Cronache

L'infermiera-assassina e le denunce ignorate Carabinieri nel mirino

Due lettere inascoltate sulle analisi del marito della Taroni: indagato un militare

L'infermiera-assassina e le denunce ignorate Carabinieri nel mirino

«Io di mia moglie mi fido ciecamente», disse il 21 novembre 2011 Massimo Guerra ai medici dell'ospedale di Saronno, che gli raccomandavano di stare attento con i farmaci che gli passava la moglie. Faceva male a fidarsi, Massimo Guerra: perché sua moglie era Laura Taroni, infermiera nello stesso ospedale dove era stato ricoverato in terapia intensiva. E lo stava avvelenando giorno dopo giorno, con farmaci di cui non aveva bisogno.

Nella storia scioccante di Laura Taroni e del dottor Cazzaniga, gli amanti-assassini di Saronno, la vicenda di Massimo Guerra rivolge un ruolo particolare. Gli altri delitti, i quattro anziani pazienti mandati all'altro mondo con il cocktail di farmaci chiamato «protocollo Cazzaniga», sono ammazzamenti senza movente, privi di una spiegazione diversa dal «delirio di onnipotenza» (parole di un collega) che aveva preso il dottore. Invece l'uccisione di Guerra ha un movente preciso, evidente: l'odio che la moglie provava verso di lui, figlio della sua aggressività e morbosità sessuale. «Guarda che essere violentati dal proprio marito è una cosa terribile», dice Laura Taroni a un'amica in una intercettazione. Le intercettazioni d'altronde raccontano in modo brutalmente esplicito le abitudini sessuali di Guerra. Compreso il sospetto di andare a letto con la suocera (che anche lei morirà in modo oscuro e sospetto).

Ma proprio sulla morte di Guerra le carte della Procura raccontano un dettaglio disarmante. Per due volte, prima che l'uomo morisse, era stato lanciato l'allarme: in modo formale, ai carabinieri di Saronno. Per due volte, l'allarme venne ignorato. E ora il comandante della stazione dell'Arma si trova anche lui sotto procedimento penale.

È uno dei tanti esempi di ignavia di cui è costellata la storia di Saronno. Ci sono i silenzi incredibili dei colleghi, l'omertà che regnava nei reparti di un ospedale dove il «protocollo Cazzaniga» era noto a tutti. Ci sono le conclusioni della commissione d'inchiesta interna, che insabbia le denunce giudicando «congruo» l'approccio terapeutico di Cazzaniga. E già si sapeva di una lettera anonima inviata da una dottoressa ai carabinieri di Cantù, trasmessa alla procura di Como e lì rimasta.

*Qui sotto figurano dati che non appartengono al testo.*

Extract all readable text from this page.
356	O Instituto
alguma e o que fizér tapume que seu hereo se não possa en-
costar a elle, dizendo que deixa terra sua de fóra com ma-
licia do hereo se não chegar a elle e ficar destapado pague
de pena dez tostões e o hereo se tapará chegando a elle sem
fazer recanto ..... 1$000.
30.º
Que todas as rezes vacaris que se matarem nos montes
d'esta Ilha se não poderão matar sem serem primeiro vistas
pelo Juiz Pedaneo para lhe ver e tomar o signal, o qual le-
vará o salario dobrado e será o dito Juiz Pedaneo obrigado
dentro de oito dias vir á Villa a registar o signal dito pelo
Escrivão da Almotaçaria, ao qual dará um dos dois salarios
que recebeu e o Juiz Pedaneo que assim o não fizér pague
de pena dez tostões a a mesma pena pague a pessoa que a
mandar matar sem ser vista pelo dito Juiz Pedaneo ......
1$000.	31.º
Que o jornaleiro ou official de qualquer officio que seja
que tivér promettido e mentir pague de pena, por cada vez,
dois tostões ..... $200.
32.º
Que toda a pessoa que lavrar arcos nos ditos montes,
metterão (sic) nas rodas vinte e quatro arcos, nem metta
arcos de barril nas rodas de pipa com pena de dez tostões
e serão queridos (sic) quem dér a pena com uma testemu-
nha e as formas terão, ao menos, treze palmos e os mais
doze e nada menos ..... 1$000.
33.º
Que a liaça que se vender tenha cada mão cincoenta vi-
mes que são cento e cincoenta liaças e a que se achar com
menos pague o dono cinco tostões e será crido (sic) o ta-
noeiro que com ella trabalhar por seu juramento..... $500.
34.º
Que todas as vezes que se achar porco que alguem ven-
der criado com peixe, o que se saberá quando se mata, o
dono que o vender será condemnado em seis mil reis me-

Ma quelle che ora emergono non sono lettere anonime: ma atti formali, nero su bianco. Nel novembre 2011, dopo che Guerra esce dalla terapia intensiva proclamando la sua (malriposta) fiducia nella moglie, i vertici dell'ospedale, di fronte alla inspiegabilità delle sue analisi del sangue, dove ci sono tracce evidenti di un antiepilettico e un antiaritmico che nessuno gli ha mai prescritto, decidono di segnalare la cosa. Il dottor Daniele Nassiacos scrive alla direzione ospedaliera; la direzione il 23 novembre manda un fax alla stazione dei carabinieri di Saronno; e i carabinieri cosa fanno? Niente. Il fax non viene trasmesso alla Procura. Resta lì.

Il 17 aprile 2012, cinque mesi dopo, Guerra viene di nuovo ricoverato, l'anomalia delle sue condizioni stavolta è così evidente che un medico, Giancarlo Favia, la mette direttamente in rapporto con gli strani comportamenti della moglie del malato, l'infermiera Taroni. E chiama il comandante dei carabinieri: «Gli dissi molto chiaramente che avevo il sospetto che Laura Taroni stesse architettando qualcosa per far fuori il marito». Il maresciallo gli dice di scrivere una lettera. «Dopo un paio di giorni portai in caserma una mia memoria, in busta chiusa, consegnandola al militare all'ingresso».

Quella memoria alla caserma di Saronno non risulta mai arrivata.